Some liberals, reeling from defeat, argue that originalism is right—but that modern conservatives just pick the parts of the past they want to revere. But what makes us think that the Framers wanted us to read their words, their misplaced commas, as if they were Scripture? Too often, when liberals insist that they are the real originalists, their protestations can feel too strained, too cute by half. One gets a whiff of the sense that they think originalism is a clever piece of political jujitsu rather than the way a strong nation should govern itself.

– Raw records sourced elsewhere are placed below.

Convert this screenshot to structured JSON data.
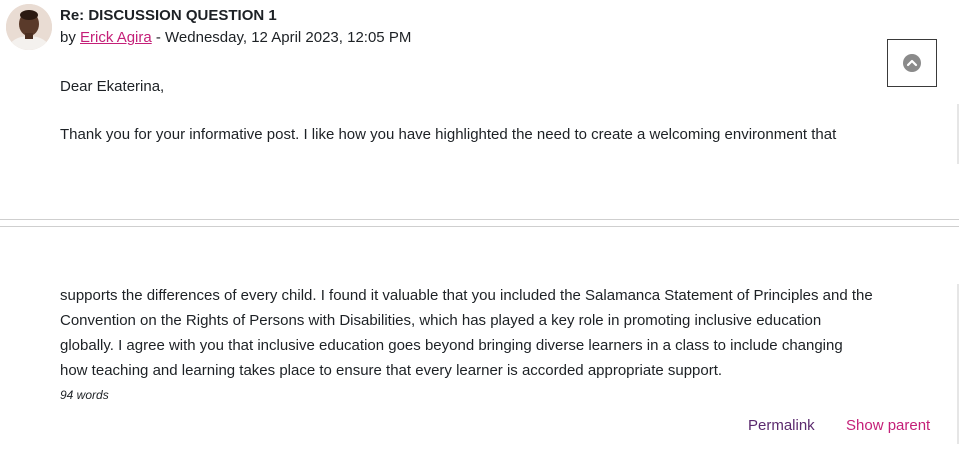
{
  "post": {
    "title": "Re: DISCUSSION QUESTION 1",
    "byline_prefix": "by ",
    "author": "Erick Agira",
    "byline_suffix": " - Wednesday, 12 April 2023, 12:05 PM",
    "greeting": "Dear Ekaterina,",
    "body_lines": [
      "Thank you for your informative post. I like how you have highlighted the need to create a welcoming environment that",
      "supports the differences of every child. I found it valuable that you included the Salamanca Statement of Principles and the",
      "Convention on the Rights of Persons with Disabilities, which has played a key role in promoting inclusive education",
      "globally. I agree with you that inclusive education goes beyond bringing diverse learners in a class to include changing",
      "how teaching and learning takes place to ensure that every learner is accorded appropriate support."
    ],
    "word_count": "94 words"
  },
  "actions": {
    "permalink": "Permalink",
    "show_parent": "Show parent"
  },
  "icons": {
    "scroll_top": "chevron-up-circle-icon",
    "avatar": "user-photo"
  },
  "colors": {
    "link_pink": "#c41f78",
    "permalink_purple": "#5b2a6e",
    "text": "#1d2125"
  }
}
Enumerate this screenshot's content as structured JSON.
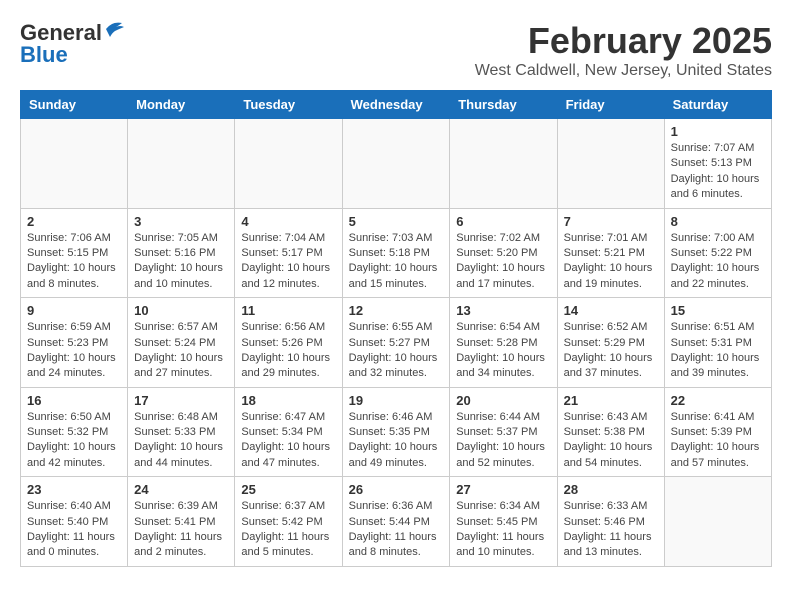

A frank acknowledgment of the power of the living Constitution has its appeal. After all, the country made itself stronger, more egalitarian, more effective in the world precisely during the mid-twentieth-century period when jurists were most willing to seek meaning in the spirit but not the letter of the Constitution. A living Constitution does not discard the spirit of the document, but seeks to apply its timeless principles to modern challenges that could not have been imagined by the Framers or their contemporaries. It reflects with frankness that our sense of human dignity has, in fact, evolved. Wide public acceptance of same sex marriage is only the latest evidence of evolution upward, one hard to square with what would have been plausible for the Founders. Some sophisticated progressives have sought to square the circle. Jack Balkin, a Yale professor and the author of an influential blog, has argued for a “living originalism,” recognizing that the Framers drafted a document designed to be broadly interpreted by future generations.
But the strength of the conservative vision of originalism has never solely been in its “Eureka!” pretension that it has at long last discovered the hidden key to the Constitution. The justices did not choose conservatism because they were originalists; they chose originalism because they were conservatives. (It did not hurt that arguing for the infallibility of ancient texts appeals to a broad segment of the public in its religious and spiritual life as well as in its constitutional dogma.)
Ultimately, we must fight for a Constitution that is imbued with a powerful set of values. Justice Stephen Breyer has offered the most compelling approach. He argues that the Constitution is best understood as
a charter for a vibrant, self-governing democracy. The structural integrity of our system, at times, must trump a narrow reading of any particular right. That frame, applied (as he did) to guns, would suggest strongly that the courts are the wrong branch of government to parse the costs and benefits of greater regulation.
We can draw inspiration from perhaps the least debated phrase in the Second Amendment. Least debated, but perhaps most important. “The right of the people.” Put aside the tendentious dialogue over whether that conferred an individual right to own a gun. It surely also referred to the people as a political community—the militia of all the people, as we are constantly reminded. Those people today grapple with complex issues of violence and social order through the democratic process. Some may wince at the NRA’s power to pass legislation, just as others may grimace at new gun laws. But those fights take place in public, in legislatures, online, in the media, in the realm of political organizing and the ballot box. When the courts intrude—to rewrite and rewire public policies in service to a particular constitutional theory or ideological approach—they can do damage to our democracy and the law. When they stand by to prudently intervene on behalf of those who need their protection, and who cannot get it through the normal political processes, courts immeasurably strengthen the country. Conservatives argued that for years; liberals are learning it again.
We can be true to the spirit of the Constitution and the animating forces behind the Second Amendment if we understand that above all else, whenever possible, the ability to make and set gun and other policies through the messy, imperfect democratic process is the ultimate “right of the people.”